A teacher is first reported in 1718, the church is completed in 1736 and the schoolhouse in 1741. In 1802 Deutschneudorf becomes an independent church parish. The voluntary fire department is established in 1875, the municipal offices are built in 1924, and an open-air swimming pool in 1936. In 1927 the Olbernhau-Grünthal–Deutschneudorf railway is opened. Oberlochmühle is incorporated into Deutschneudorf on 1 April 1939. In 1944/1945 Wehrmacht units establish a depot for stolen art. A forced march of German-speaking people expelled from Chomutov on 9 June 1945 which caused many deaths led through Deutschneudorf and is commemorated in a monument.

Passenger traffic on the railway from Olbernhau ceased in 1966, the line was closed to freight in 1969 and dismantled in 1971. A central drinking water supply is built from 1966 to 1970.
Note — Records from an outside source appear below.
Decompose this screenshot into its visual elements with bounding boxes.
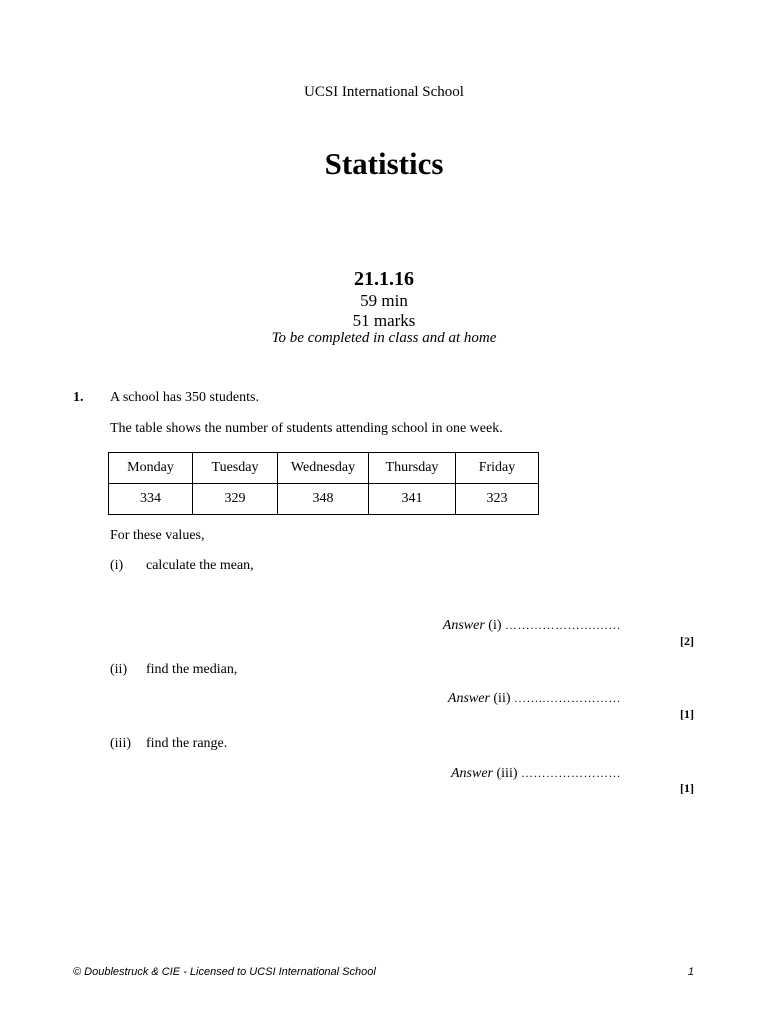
school-name: UCSI International School: [304, 84, 464, 100]
footer-copyright: © Doublestruck & CIE - Licensed to UCSI International School: [73, 966, 376, 978]
table-cell: 323: [456, 484, 539, 515]
page-number: 1: [687, 966, 694, 978]
answer-word: Answer: [451, 766, 493, 781]
mark-allocation: [2]: [680, 634, 694, 648]
table-row: [109, 484, 539, 515]
table-header-row: [109, 453, 539, 484]
table-cell: 334: [109, 484, 193, 515]
mark-allocation: [1]: [680, 781, 694, 795]
part-text: find the median,: [146, 662, 238, 677]
answer-label: (iii): [496, 766, 518, 781]
attendance-table: [108, 452, 539, 515]
table-cell: 348: [278, 484, 369, 515]
answer-word: Answer: [447, 691, 490, 706]
mark-allocation: [1]: [680, 707, 694, 721]
question-intro: A school has 350 students.: [110, 390, 259, 405]
table-header-cell: Friday: [456, 453, 539, 484]
answer-line: [448, 691, 621, 707]
values-prompt: For these values,: [110, 528, 205, 543]
part-label: (ii): [110, 662, 128, 677]
completion-note: To be completed in class and at home: [271, 330, 497, 346]
document-date: 21.1.16: [354, 268, 414, 290]
table-caption: The table shows the number of students attending school in one week.: [110, 421, 503, 436]
duration: 59 min: [360, 291, 408, 310]
table-header-cell: Wednesday: [278, 453, 369, 484]
document-title: Statistics: [324, 146, 444, 181]
answer-word: Answer: [442, 618, 485, 633]
answer-blank[interactable]: ……………………: [521, 766, 621, 780]
answer-label: (i): [488, 618, 502, 633]
answer-blank[interactable]: ……..………………: [514, 691, 621, 705]
answer-line: [443, 618, 621, 634]
table-cell: 329: [193, 484, 278, 515]
part-text: calculate the mean,: [146, 558, 254, 573]
table-header-cell: Monday: [109, 453, 193, 484]
part-text: find the range.: [146, 736, 228, 751]
question-number: 1.: [73, 390, 84, 405]
answer-line: [451, 766, 621, 782]
table-header-cell: Thursday: [369, 453, 456, 484]
table-header-cell: Tuesday: [193, 453, 278, 484]
table-cell: 341: [369, 484, 456, 515]
total-marks: 51 marks: [352, 311, 416, 330]
part-label: (iii): [110, 736, 131, 751]
part-label: (i): [110, 558, 124, 573]
answer-blank[interactable]: ………………….……: [505, 618, 621, 632]
answer-label: (ii): [493, 691, 511, 706]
The municipality of Deutscheinsiedel (with Brüderwiese) joins Deutschneudorf on 1 January 1999. Deutschneudorf was one of the first places to suffer inundations during the 2002 European floods.

The municipality was known as the site of a dig for Gold stolen by Nazi Germany in World War II. Radar scans of an abandoned copper mine suggested the presence of a large amount of dense metal believed to be too dense to be copper. On 28 February 2008, it was reported by CNN and other media outlets that digging had halted due to a disagreement between the two leaders of the dig. It has been speculated that the contents of the Amber Room may also be found in this mine.